A Potential New Use for Metformin

Metformin may effectively prevent, treat preeclampsia

(RxWiki News) One common diabetes drug may soon have a new indication.

A new study from Australia found that metformin may effectively treat and prevent preeclampsia, a leading cause of maternal death worldwide. Metformin is commonly used to treat diabetes in both pregnant and non-pregnant patients. It is considered safe for use during pregnancy. It is marketed under the names Glumetza, Riomet, Glucophage and Fortamet.

Preeclampsia is a potentially dangerous condition that only develops during pregnancy. Left untreated, preeclampsia can lead to serious or even fatal complications for both mother and baby. The only treatment for preeclampsia is delivery of the baby.

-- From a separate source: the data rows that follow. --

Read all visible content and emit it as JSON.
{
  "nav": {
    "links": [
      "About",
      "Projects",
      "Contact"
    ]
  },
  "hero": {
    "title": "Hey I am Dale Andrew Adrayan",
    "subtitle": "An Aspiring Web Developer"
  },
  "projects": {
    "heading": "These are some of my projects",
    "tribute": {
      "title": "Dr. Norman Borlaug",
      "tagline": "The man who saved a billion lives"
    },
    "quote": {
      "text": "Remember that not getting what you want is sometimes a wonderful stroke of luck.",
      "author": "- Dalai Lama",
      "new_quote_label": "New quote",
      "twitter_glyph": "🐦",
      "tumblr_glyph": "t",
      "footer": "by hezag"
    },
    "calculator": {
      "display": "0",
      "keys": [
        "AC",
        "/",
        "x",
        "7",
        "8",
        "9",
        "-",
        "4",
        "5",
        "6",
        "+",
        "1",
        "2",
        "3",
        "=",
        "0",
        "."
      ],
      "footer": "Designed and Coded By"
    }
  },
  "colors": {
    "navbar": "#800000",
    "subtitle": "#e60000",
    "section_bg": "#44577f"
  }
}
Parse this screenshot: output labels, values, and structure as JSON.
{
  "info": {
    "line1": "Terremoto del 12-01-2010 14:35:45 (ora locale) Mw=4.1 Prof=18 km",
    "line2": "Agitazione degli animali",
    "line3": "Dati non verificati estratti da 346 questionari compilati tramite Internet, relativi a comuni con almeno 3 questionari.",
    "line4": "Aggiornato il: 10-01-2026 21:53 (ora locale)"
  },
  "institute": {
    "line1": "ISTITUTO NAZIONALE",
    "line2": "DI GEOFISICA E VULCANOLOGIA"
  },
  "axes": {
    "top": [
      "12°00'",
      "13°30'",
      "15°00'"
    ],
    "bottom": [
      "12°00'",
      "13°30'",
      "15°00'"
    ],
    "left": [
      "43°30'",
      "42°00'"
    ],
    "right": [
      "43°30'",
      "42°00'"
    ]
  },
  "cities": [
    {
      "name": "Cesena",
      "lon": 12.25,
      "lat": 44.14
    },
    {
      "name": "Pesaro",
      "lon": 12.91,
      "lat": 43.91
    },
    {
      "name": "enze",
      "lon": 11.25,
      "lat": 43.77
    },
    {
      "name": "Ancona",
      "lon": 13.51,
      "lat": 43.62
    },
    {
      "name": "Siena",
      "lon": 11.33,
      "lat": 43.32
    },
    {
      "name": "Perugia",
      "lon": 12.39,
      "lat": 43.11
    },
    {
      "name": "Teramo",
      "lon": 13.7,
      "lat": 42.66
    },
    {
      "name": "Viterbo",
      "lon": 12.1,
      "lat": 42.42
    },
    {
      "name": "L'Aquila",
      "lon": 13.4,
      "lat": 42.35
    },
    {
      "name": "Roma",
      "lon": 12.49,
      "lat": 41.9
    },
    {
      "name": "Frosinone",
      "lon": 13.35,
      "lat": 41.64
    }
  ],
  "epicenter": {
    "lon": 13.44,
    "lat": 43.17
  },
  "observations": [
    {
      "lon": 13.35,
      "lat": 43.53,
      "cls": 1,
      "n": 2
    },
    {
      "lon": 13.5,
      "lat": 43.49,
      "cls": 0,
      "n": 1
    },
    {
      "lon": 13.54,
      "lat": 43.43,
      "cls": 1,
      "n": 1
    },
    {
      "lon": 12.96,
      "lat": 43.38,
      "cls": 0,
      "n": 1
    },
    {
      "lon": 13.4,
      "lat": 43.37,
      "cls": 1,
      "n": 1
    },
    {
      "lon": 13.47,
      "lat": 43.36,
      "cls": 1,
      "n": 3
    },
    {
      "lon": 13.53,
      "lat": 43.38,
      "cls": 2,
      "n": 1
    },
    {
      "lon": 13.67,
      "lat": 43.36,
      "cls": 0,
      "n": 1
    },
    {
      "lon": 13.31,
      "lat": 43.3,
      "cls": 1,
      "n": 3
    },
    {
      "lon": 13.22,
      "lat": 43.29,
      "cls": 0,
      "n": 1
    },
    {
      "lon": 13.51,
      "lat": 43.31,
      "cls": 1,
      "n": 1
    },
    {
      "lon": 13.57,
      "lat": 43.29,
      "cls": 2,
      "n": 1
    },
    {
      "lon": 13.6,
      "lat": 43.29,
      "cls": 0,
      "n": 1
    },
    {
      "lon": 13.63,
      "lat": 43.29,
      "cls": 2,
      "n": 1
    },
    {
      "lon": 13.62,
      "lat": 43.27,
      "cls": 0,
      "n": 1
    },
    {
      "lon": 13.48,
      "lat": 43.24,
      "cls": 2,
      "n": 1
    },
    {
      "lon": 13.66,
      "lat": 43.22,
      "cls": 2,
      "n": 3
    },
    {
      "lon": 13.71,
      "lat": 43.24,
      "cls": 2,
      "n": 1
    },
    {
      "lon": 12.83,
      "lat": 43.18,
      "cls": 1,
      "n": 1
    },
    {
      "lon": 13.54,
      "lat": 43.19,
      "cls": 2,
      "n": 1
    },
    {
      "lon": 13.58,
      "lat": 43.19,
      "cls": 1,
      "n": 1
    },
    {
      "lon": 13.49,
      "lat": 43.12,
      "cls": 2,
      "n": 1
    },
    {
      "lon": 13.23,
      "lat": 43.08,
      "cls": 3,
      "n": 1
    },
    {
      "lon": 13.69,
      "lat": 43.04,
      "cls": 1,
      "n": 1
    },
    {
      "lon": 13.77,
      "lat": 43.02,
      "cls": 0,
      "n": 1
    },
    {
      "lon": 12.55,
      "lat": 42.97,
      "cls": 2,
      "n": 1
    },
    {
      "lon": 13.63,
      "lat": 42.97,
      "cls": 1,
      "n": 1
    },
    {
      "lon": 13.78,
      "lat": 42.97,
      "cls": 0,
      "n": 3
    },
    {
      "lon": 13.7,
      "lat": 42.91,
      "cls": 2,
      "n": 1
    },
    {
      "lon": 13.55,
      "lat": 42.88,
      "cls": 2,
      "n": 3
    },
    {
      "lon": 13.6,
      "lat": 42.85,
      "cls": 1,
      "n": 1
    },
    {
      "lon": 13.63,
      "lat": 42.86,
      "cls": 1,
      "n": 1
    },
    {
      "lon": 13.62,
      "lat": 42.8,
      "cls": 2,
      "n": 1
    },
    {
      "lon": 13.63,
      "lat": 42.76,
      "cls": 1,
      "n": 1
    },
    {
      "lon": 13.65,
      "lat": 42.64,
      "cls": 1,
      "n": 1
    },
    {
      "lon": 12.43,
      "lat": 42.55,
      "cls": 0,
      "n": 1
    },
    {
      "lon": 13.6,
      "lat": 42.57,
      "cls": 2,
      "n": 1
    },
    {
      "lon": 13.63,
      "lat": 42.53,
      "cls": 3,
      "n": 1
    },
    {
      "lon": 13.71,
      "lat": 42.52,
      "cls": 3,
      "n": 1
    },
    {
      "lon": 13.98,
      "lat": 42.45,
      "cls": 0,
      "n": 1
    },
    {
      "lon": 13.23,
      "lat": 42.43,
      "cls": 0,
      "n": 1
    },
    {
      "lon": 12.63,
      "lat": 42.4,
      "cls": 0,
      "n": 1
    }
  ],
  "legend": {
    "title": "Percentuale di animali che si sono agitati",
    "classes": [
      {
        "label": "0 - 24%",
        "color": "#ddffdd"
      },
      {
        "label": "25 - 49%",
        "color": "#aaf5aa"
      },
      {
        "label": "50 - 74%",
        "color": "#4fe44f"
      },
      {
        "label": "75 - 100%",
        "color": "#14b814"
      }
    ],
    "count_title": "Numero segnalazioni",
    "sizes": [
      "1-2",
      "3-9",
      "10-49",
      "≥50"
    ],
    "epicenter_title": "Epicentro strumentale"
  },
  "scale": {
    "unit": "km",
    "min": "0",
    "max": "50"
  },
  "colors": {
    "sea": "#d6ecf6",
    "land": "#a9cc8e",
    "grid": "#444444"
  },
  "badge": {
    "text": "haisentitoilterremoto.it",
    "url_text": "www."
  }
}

In preeclampsia, inadequate blood supply to the placenta leads to a buildup of toxins in the blood — causing high blood pressure and potential organ damage, especially in the kidneys. Preeclampsia affects between 5 and 8 percent of all pregnant women.

The condition is what’s known as an endothelial cell (cells that line the blood vessels) disorder. At least two known toxins produced by the placenta are increased in preeclampsia. These toxins damage endothelial cells and cause the disease.

In this study, a team of researchers led by Stephen Tong, PhD, head of the Translational Obstetrics Group at Mercy Hospital for Women In Melbourne, found that metformin decreased the production of the two toxins and helped heal injured blood vessels.

Dr. Tong noted that more research is still needed, however. 

"Metformin appears to be the aspirin of the 21st century, because the drug has been discovered to have unexpected health benefits not only in diabetes, but also in polycystic ovarian disease and recent work has highlighted its anti-cancer properties," said Editor-in-Chief of the American Journal of Obstetrics and Gynecology Roberto Romero, MD, in a press release.

This study was published Dec. 22 in the American Journal of Obstetrics and Gynecology.

No funding sources or conflicts of interest were disclosed.